Le jour n’allait pas tarder à se lever. David se frotta les paupières, s’empara d’une fiche verte, rédigée avant l’accident, et la plaça en vis-à-vis du cahier. L’écriture, sur le bristol, était fluide, sans rature — jolis « a », « e » parfaits, voyelles arrondies. Pas vraiment différente de celle de la fin du cahier, en définitive. Degré d’inclinaison identique, même manière de lier les lettres, longueur de la barre des « p » ou des « t » semblable.

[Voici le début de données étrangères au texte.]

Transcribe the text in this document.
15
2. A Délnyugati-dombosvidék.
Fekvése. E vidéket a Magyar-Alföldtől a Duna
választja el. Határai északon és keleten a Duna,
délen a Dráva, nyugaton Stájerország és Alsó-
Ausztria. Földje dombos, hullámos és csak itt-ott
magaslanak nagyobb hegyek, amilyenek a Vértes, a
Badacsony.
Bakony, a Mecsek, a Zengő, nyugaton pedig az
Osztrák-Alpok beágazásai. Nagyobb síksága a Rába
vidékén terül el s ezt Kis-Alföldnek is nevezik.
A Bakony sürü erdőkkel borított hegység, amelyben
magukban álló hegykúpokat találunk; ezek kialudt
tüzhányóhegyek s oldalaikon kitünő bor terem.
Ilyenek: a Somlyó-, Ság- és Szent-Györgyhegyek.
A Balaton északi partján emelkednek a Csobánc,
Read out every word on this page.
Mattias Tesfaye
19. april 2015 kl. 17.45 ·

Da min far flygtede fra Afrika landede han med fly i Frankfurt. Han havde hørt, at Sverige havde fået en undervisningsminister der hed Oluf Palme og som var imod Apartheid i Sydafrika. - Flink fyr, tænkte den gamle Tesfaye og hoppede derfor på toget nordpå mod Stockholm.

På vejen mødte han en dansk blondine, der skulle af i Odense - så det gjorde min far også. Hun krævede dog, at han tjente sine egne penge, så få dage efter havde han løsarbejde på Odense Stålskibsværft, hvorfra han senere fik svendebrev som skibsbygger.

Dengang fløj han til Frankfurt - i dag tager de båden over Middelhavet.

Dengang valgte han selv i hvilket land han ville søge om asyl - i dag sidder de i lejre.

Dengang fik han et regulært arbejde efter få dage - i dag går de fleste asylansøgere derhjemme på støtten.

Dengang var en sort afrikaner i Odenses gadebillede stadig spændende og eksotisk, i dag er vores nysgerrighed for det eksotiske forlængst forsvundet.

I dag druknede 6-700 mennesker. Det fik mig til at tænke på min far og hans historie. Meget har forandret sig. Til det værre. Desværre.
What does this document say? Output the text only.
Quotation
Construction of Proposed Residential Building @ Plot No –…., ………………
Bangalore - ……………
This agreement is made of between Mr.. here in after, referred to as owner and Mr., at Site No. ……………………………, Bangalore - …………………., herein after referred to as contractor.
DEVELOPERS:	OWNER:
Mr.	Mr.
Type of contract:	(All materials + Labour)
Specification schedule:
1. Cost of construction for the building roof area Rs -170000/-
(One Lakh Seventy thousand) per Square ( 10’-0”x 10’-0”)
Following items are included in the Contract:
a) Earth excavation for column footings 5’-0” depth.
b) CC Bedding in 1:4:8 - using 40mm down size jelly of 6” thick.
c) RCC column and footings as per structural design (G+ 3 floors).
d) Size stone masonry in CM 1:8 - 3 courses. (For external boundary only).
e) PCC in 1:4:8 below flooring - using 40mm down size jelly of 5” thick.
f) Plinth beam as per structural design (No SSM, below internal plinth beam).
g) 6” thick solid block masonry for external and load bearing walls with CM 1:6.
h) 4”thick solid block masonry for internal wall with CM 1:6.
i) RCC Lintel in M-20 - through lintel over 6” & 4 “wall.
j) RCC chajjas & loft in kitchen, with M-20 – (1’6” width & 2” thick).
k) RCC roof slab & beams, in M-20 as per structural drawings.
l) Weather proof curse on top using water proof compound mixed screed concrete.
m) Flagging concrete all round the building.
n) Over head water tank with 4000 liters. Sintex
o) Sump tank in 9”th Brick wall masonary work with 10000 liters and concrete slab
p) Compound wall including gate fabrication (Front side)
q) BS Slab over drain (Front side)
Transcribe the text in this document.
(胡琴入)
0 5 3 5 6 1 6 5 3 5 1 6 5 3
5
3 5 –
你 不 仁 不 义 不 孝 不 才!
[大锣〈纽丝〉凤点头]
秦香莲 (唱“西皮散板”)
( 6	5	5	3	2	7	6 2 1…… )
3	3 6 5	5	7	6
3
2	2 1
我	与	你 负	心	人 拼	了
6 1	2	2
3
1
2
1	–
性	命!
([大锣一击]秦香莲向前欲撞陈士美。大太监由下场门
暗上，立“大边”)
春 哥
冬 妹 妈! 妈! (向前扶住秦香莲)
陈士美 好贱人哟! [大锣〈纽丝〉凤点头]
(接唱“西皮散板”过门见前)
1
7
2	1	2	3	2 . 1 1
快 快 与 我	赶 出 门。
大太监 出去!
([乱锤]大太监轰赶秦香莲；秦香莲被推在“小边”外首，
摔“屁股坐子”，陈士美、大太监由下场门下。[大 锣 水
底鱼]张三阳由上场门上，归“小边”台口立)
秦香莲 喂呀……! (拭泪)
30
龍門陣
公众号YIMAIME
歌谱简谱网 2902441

Etrange, car l’une était tracée de la main droite, et l’autre de la main gauche.
David posa soudain le bristol et mima, l’index pointé devant lui, l’écriture de la lettre « t ». Ce geste, il le répéta cinq fois d’affilée.
Le bras du « t », que le droitier trace de gauche à droite.
Il avala sa salive.
Son regard se porta à nouveau sur le papier cartonné vert. Puis sur le cahier.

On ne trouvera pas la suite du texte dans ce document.